Perché contare giorni invece di mediare
Due città possono condividere esattamente la stessa media annuale e non avere nulla in comune. Una resta in una fascia stretta tutto l'anno; l'altra alterna inverni rigidi ed estati roventi che, mediati, danno la stessa cifra.
Un conteggio di giorni restituisce ciò che la media distrugge. Risponde a domande concrete — quante notti insonni, quanti giorni a spalare neve — e si confronta da un luogo all'altro senza che nessuno debba interpretare una distribuzione.
È anche la forma in cui il cambiamento climatico si legge con più chiarezza. Un grado e mezzo di riscaldamento non si sente in una media annuale; si vede benissimo quando un luogo passa da sessanta giorni di gelo a trentacinque.
Giorno di gelo — temperatura minima sotto 0 °C
Un giorno conta come giorno di gelo se la sua temperatura minima scende sotto 0 °C. La soglia riguarda il minimo della giornata, non la media: una giornata può essere largamente sopra zero nel pomeriggio e aver gelato all'alba.
È l'indicatore più sensibile al riscaldamento, e di gran lunga il più leggibile. Riguarda l'agricoltura — gelate tardive sulle colture —, l'edilizia e la manutenzione stradale.
Giorno caldo — temperatura massima di almeno 30 °C
Un giorno conta come giorno caldo se la sua temperatura massima raggiunge o supera i 30 °C. La soglia dei 30 °C è una prassi diffusa in Europa; altre regioni contano a 35 °C, e un confronto internazionale richiede quindi di verificare che sia stata applicata la stessa soglia da entrambe le parti.
Un giorno caldo non è un'ondata di calore: l'ondata è definita da una durata e da notti che non rinfrescano, non dal superamento di una soglia in una sola giornata.
Notte tropicale — temperatura minima di almeno 20 °C
Una notte si dice tropicale quando la temperatura non scende sotto i 20 °C. È il più importante dei quattro sul piano sanitario, e il più sottovalutato.

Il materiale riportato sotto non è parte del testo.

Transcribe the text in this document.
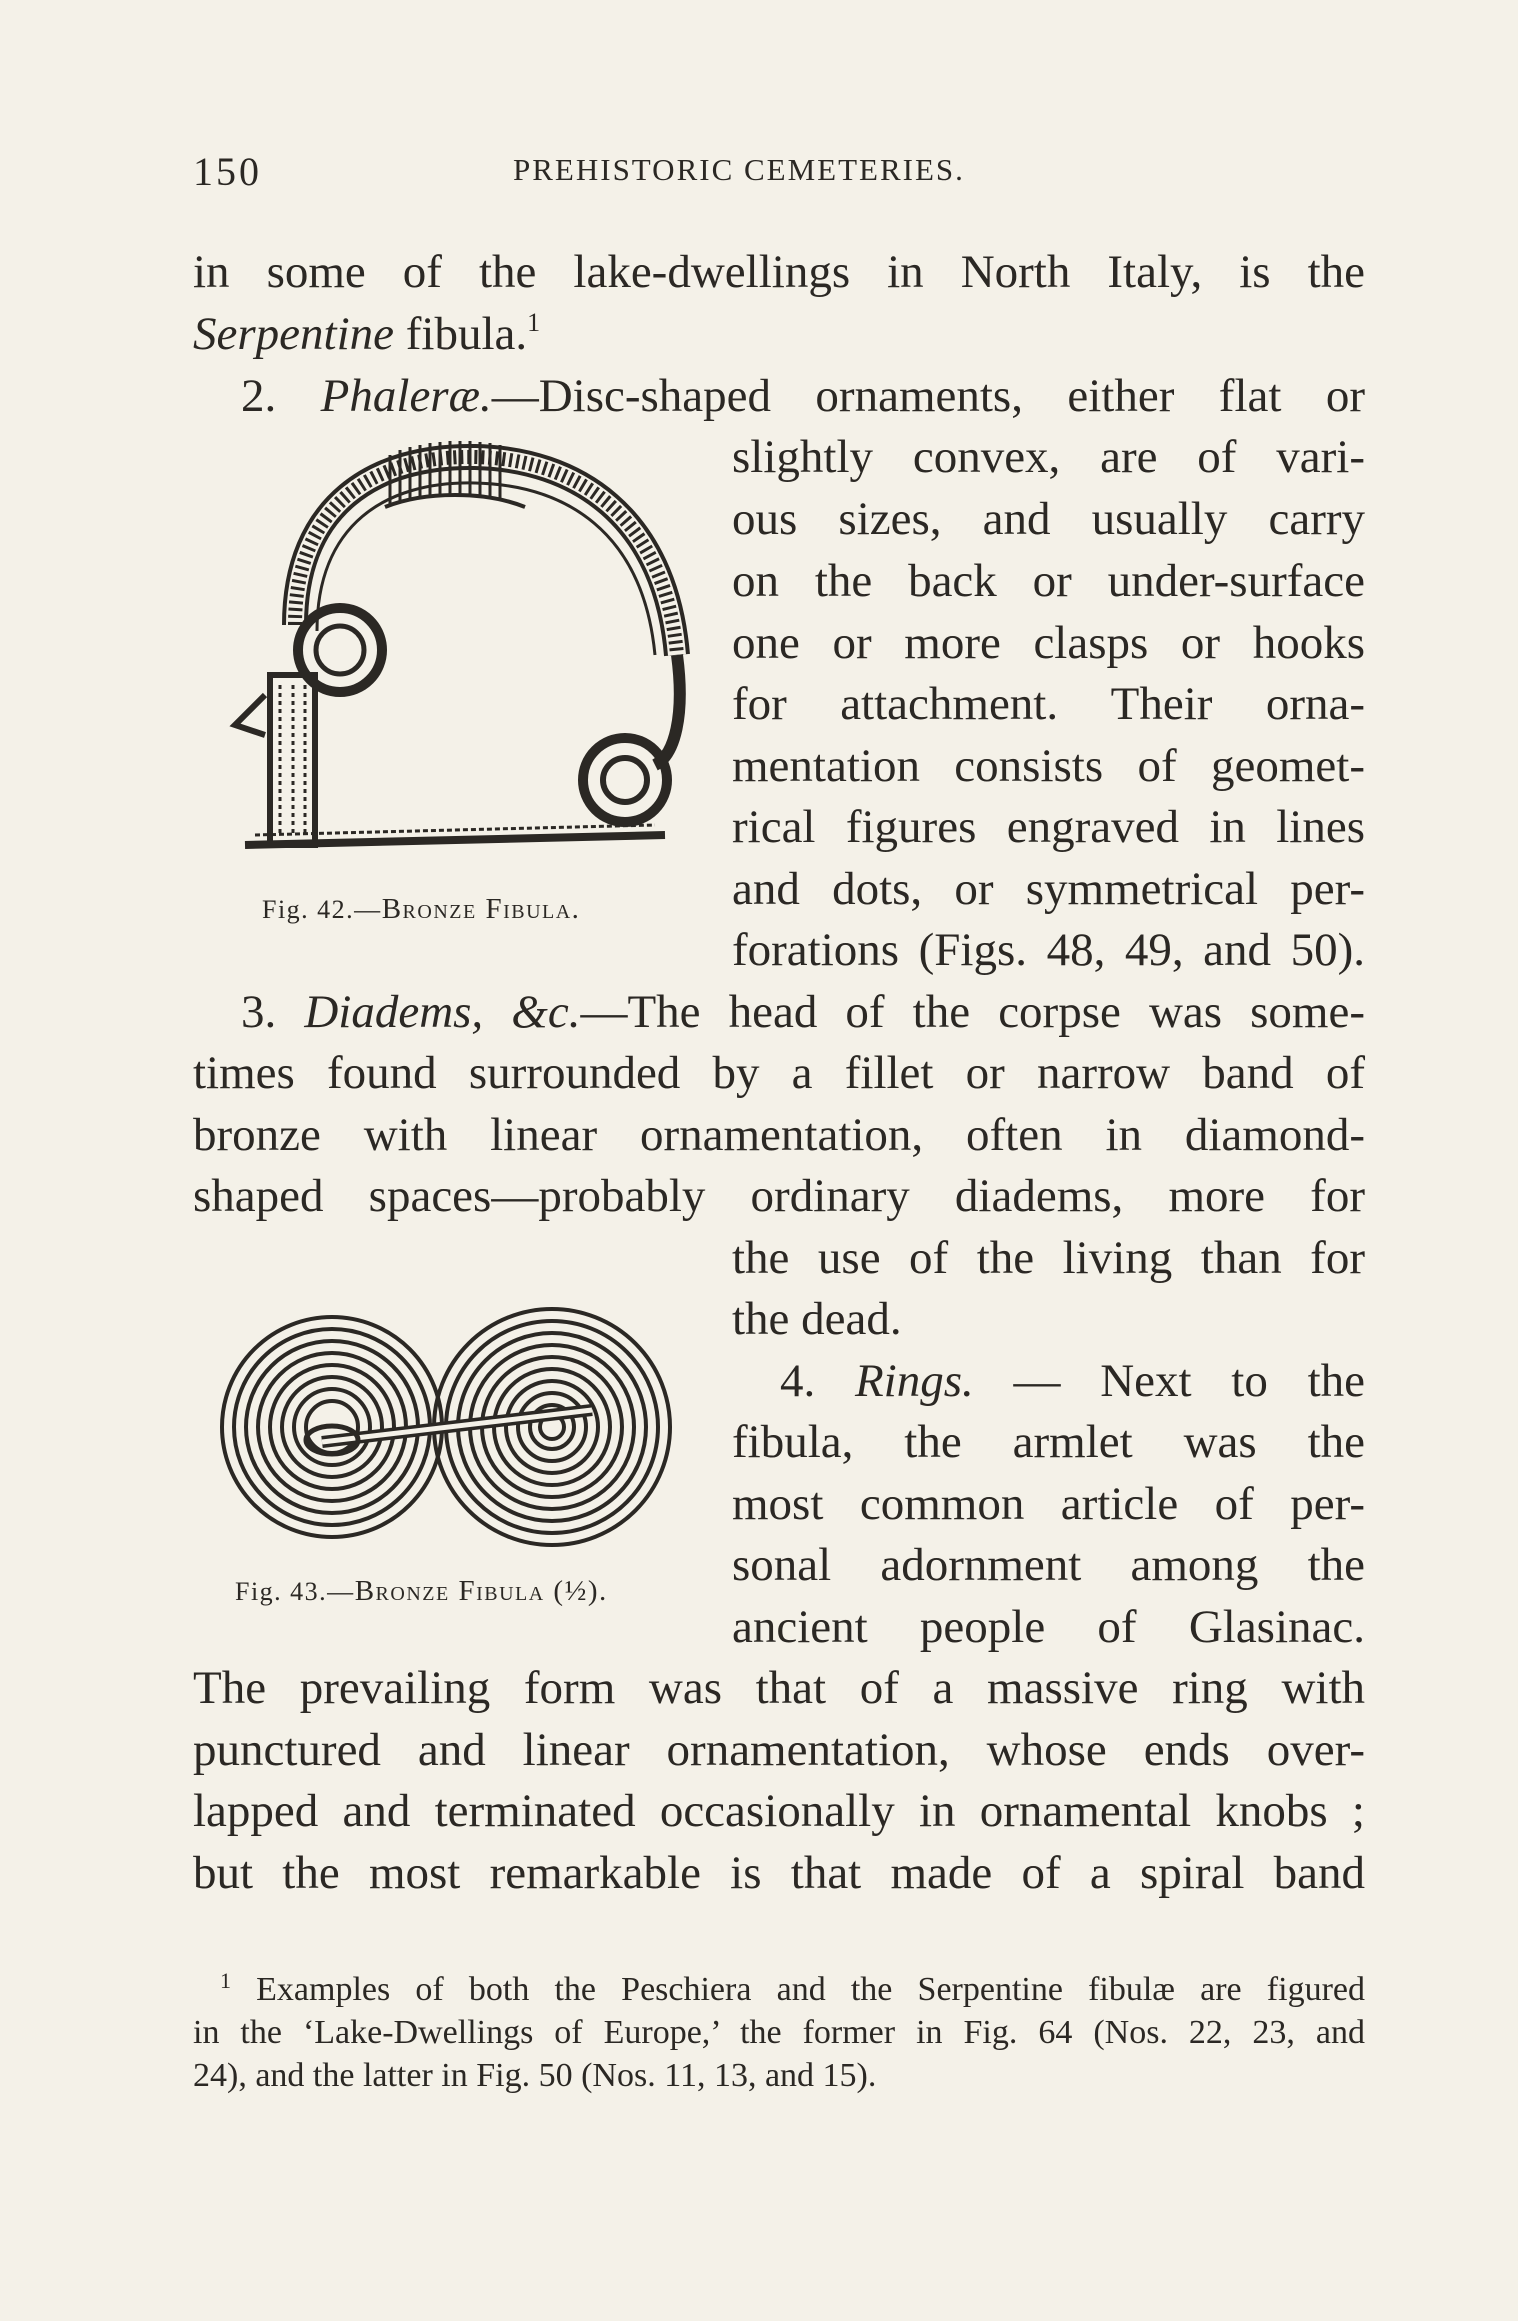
150	PREHISTORIC CEMETERIES.
in some of the lake-dwellings in North Italy, is the
Serpentine fibula.$^1$
2. Phaleræ.—Disc-shaped ornaments, either flat or
slightly convex, are of vari-
ous sizes, and usually carry
on the back or under-surface
one or more clasps or hooks
for attachment. Their orna-
mentation consists of geomet-
rical figures engraved in lines
and dots, or symmetrical per-
forations (Figs. 48, 49, and 50).
3. Diadems, &c.—The head of the corpse was some-
times found surrounded by a fillet or narrow band of
bronze with linear ornamentation, often in diamond-
shaped spaces—probably ordinary diadems, more for
the use of the living than for
the dead.
4. Rings. — Next to the
fibula, the armlet was the
most common article of per-
sonal adornment among the
ancient people of Glasinac.
The prevailing form was that of a massive ring with
punctured and linear ornamentation, whose ends over-
lapped and terminated occasionally in ornamental knobs ;
but the most remarkable is that made of a spiral band
Fig. 42.—Bronze Fibula.
Fig. 43.—Bronze Fibula (½).
$^1$ Examples of both the Peschiera and the Serpentine fibulæ are figured
in the ‘Lake-Dwellings of Europe,’ the former in Fig. 64 (Nos. 22, 23, and
24), and the latter in Fig. 50 (Nos. 11, 13, and 15).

La ragione è fisiologica: l'organismo sopporta una giornata molto calda se può recuperare di notte. È l'accumulo di notti senza sollievo a rendere mortali le ondate di calore, ben più del picco diurno. È anche l'indicatore in cui l'effetto isola di calore urbana è più forte: una città densa restituisce di notte il calore accumulato di giorno.
Giorno di pioggia — almeno 1 mm di precipitazioni
Un giorno conta come giorno di pioggia a partire da 1 mm di precipitazioni cumulate. La soglia esclude le tracce e le pioviggini che non bagnano nulla e che gonfierebbero artificialmente il totale.
Questo indicatore si legge sempre insieme al cumulato annuale, mai da solo. Molti giorni di pioggia e un cumulato basso descrivono un clima oceanico di pioviggine; pochi giorni di pioggia e un cumulato alto descrivono rovesci violenti e rari, che sono un regime del tutto diverso — e un rischio del tutto diverso.
Ciò che una soglia comporta
Un conteggio per soglia è discontinuo: una giornata a 29,9 °C non conta, una giornata a 30,1 °C conta per intero. In un clima la cui distribuzione è densa attorno alla soglia, uno spostamento minimo della media può quindi produrre una variazione spettacolare del conteggio.
Non è un difetto della misura, è una proprietà da conoscere: gli indicatori di soglia amplificano il segnale, il che li rende molto leggibili ma vieta di leggerli come grandezze proporzionali.
Promemoria di risoluzione: questi conteggi provengono da celle ERA5 di circa 28 km di lato. Descrivono una maglia, non un giardino — e nemmeno il centro città, la cui isola di calore è più piccola della cella.